Em artigo exclusivo para a coluna Espaço Jurídico, do SBC Notícias Brasil, Isadora Fingermann, sócia de Penal Econômico, e Maria Júlia N. Del Picchia, advogada, ambas do TozziniFreire Advogados, analisaram os impactos da recente classificação do Primeiro Comando da Capital (PCC) e do Comando Vermelho (CV) como grupos terroristas pelos Estados Unidos. Na análise, as especialistas examinam os reflexos práticos dessa decisão e alertam para o severo risco regulatório que o cenário impõe ao mercado de apostas no Brasil.


Bets e legislação antiterrorismo dos EUA: o que muda com a nova classificação de organizações criminosas brasileiras?

O setor de apostas esportivas no Brasil enfrenta um novo vetor de risco regulatório decorrente da recente ampliação, pelos Estados Unidos, do uso de instrumentos típicos de combate ao terrorismo para alcançar organizações criminosas transnacionais.

A decisão de designar o Primeiro Comando da Capital (PCC) e o Comando Vermelho (CV) como Foreign Terrorist Organizations (FTOs) e Specially Designated Global Terrorists (SDGTs) insere essas organizações em um rigoroso regime jurídico norte-americano de sanções e responsabilização, inclusive de caráter criminal. Os efeitos dessa classificação alcançam empresas que, ainda que indiretamente, possam ser associadas a fluxos financeiros ou operacionais envolvendo tais organizações criminosas – cenário particularmente relevante para o setor das apostas, visado por agentes criminosos como meio de reinserção de ativos ilícitos na economia formal.

Isadora Fingermann. Crédito: TozziniFreire

O ponto central reside na designação como FTO, que aciona o regime previsto no 18 U.S.C. §2339B, dispositivo que criminaliza o fornecimento de “material support or resources” a organizações classificadas como terroristas. Trata-se de conceito deliberadamente amplo, que engloba não apenas transferências financeiras diretas, mas também a prestação de serviços, a facilitação de operações, o fornecimento de infraestrutura ou qualquer forma de suporte tangível ou intangível. No contexto das bets, isso significa que a eventual utilização da plataforma por indivíduos ou entidades vinculadas a organizações designadas pode ser interpretada, pelas autoridades, como forma de suporte indireto – ainda que não intencional. As penalidades são severas e incluem sanções criminais, civis e administrativas.

Outro elemento de destaque para o setor é o alcance extraterritorial da legislação norte-americana. A existência de um nexo mínimo com os Estados Unidos – como a utilização do sistema financeiro norte-americano, a realização de transações em dólares ou a presença de investidores e parceiros com exposição ao mercado estadunidense – é suficiente para atrair a jurisdição das autoridades daquele país. Considerando que grande parte das plataformas de apostas depende de infraestrutura tecnológica e financeira internacional, o chamado “U.S. Nexus” torna-se um fator recorrente e estrutural das operações.

O setor de apostas de quota fixa destaca-se, nesse cenário, como um dos principais pontos de atenção regulatória. Sua vulnerabilidade para fins de lavagem de dinheiro e financiamento do terrorismo já é reconhecida por autoridades internacionais: a avaliação supranacional de risco da Comissão Europeia classifica o remote betting no nível mais elevado de risco de LD/FT, posição acompanhada por reguladores como a UK Gambling Commission.
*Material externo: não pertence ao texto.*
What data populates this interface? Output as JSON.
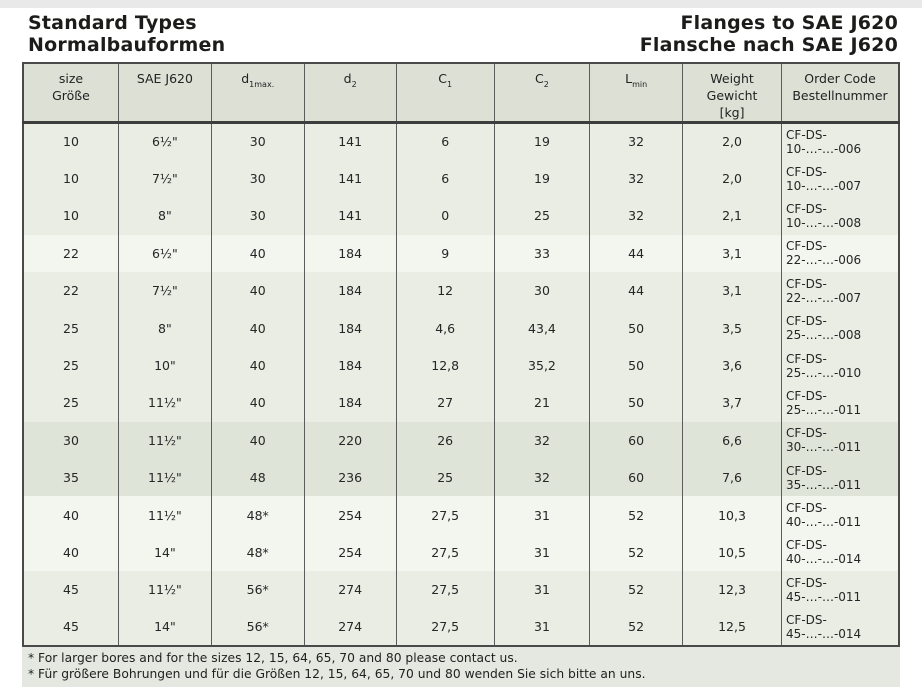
{
  "titles": {
    "left_line1": "Standard Types",
    "left_line2": "Normalbauformen",
    "right_line1": "Flanges to SAE J620",
    "right_line2": "Flansche nach SAE J620"
  },
  "colors": {
    "header_bg": "#dce0d5",
    "row_mid": "#e9ede4",
    "row_light": "#f3f5ef",
    "row_dark": "#dfe4d8",
    "footnote_bg": "#e5e8e0",
    "border": "#4a4a4a"
  },
  "table": {
    "columns": [
      {
        "id": "size",
        "lines": [
          {
            "t": "size"
          },
          {
            "t": "Größe"
          }
        ]
      },
      {
        "id": "sae",
        "lines": [
          {
            "t": "SAE J620"
          }
        ]
      },
      {
        "id": "d1max",
        "lines": [
          {
            "t": "d",
            "sub": "1max."
          }
        ]
      },
      {
        "id": "d2",
        "lines": [
          {
            "t": "d",
            "sub": "2"
          }
        ]
      },
      {
        "id": "c1",
        "lines": [
          {
            "t": "C",
            "sub": "1"
          }
        ]
      },
      {
        "id": "c2",
        "lines": [
          {
            "t": "C",
            "sub": "2"
          }
        ]
      },
      {
        "id": "lmin",
        "lines": [
          {
            "t": "L",
            "sub": "min"
          }
        ]
      },
      {
        "id": "weight",
        "lines": [
          {
            "t": "Weight"
          },
          {
            "t": "Gewicht"
          },
          {
            "t": "[kg]"
          }
        ]
      },
      {
        "id": "order",
        "lines": [
          {
            "t": "Order Code"
          },
          {
            "t": "Bestellnummer"
          }
        ]
      }
    ],
    "row_shades": [
      "mid",
      "mid",
      "mid",
      "light",
      "mid",
      "mid",
      "mid",
      "mid",
      "dark",
      "dark",
      "light",
      "light",
      "mid",
      "mid"
    ],
    "rows": [
      [
        "10",
        "6½\"",
        "30",
        "141",
        "6",
        "19",
        "32",
        "2,0",
        "CF-DS-10-…-…-006"
      ],
      [
        "10",
        "7½\"",
        "30",
        "141",
        "6",
        "19",
        "32",
        "2,0",
        "CF-DS-10-…-…-007"
      ],
      [
        "10",
        "8\"",
        "30",
        "141",
        "0",
        "25",
        "32",
        "2,1",
        "CF-DS-10-…-…-008"
      ],
      [
        "22",
        "6½\"",
        "40",
        "184",
        "9",
        "33",
        "44",
        "3,1",
        "CF-DS-22-…-…-006"
      ],
      [
        "22",
        "7½\"",
        "40",
        "184",
        "12",
        "30",
        "44",
        "3,1",
        "CF-DS-22-…-…-007"
      ],
      [
        "25",
        "8\"",
        "40",
        "184",
        "4,6",
        "43,4",
        "50",
        "3,5",
        "CF-DS-25-…-…-008"
      ],
      [
        "25",
        "10\"",
        "40",
        "184",
        "12,8",
        "35,2",
        "50",
        "3,6",
        "CF-DS-25-…-…-010"
      ],
      [
        "25",
        "11½\"",
        "40",
        "184",
        "27",
        "21",
        "50",
        "3,7",
        "CF-DS-25-…-…-011"
      ],
      [
        "30",
        "11½\"",
        "40",
        "220",
        "26",
        "32",
        "60",
        "6,6",
        "CF-DS-30-…-…-011"
      ],
      [
        "35",
        "11½\"",
        "48",
        "236",
        "25",
        "32",
        "60",
        "7,6",
        "CF-DS-35-…-…-011"
      ],
      [
        "40",
        "11½\"",
        "48*",
        "254",
        "27,5",
        "31",
        "52",
        "10,3",
        "CF-DS-40-…-…-011"
      ],
      [
        "40",
        "14\"",
        "48*",
        "254",
        "27,5",
        "31",
        "52",
        "10,5",
        "CF-DS-40-…-…-014"
      ],
      [
        "45",
        "11½\"",
        "56*",
        "274",
        "27,5",
        "31",
        "52",
        "12,3",
        "CF-DS-45-…-…-011"
      ],
      [
        "45",
        "14\"",
        "56*",
        "274",
        "27,5",
        "31",
        "52",
        "12,5",
        "CF-DS-45-…-…-014"
      ]
    ]
  },
  "footnotes": {
    "en": "* For larger bores and for the sizes 12, 15, 64, 65, 70 and 80 please contact us.",
    "de": "* Für größere Bohrungen und für die Größen 12, 15, 64, 65, 70 und 80 wenden Sie sich bitte an uns."
  }
}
As características estruturais das plataformas de apostas potencializam essa exposição. Em primeiro lugar, a elevada liquidez e o intenso fluxo de transações – realizadas de forma digital e com múltiplos participantes – aumentam o risco de utilização indevida das plataformas para a circulação de recursos de origem ilícita. Em segundo lugar, a natureza transnacional das operações, envolvendo pagamentos em moeda estrangeira e a utilização de intermediários internacionais, reforça a presença de elementos de conexão com os Estados Unidos, ampliando o alcance potencial da legislação antiterrorismo.

Ilustra esse risco o caso da TGP Europe, operadora white-label de apostas esportivas licenciada no Reino Unido, que perdeu sua licença em maio de 2025 após a UK Gambling Commission identificar falhas relevantes em seus controles de prevenção à lavagem de dinheiro. Entre os problemas apontados estavam a verificação insuficiente de parceiros comerciais e a ausência de diligência adequada quanto à legalidade das atividades de terceiros nos mercados relevantes – aspectos que evidenciam a centralidade da gestão de riscos em cadeias operacionais complexas.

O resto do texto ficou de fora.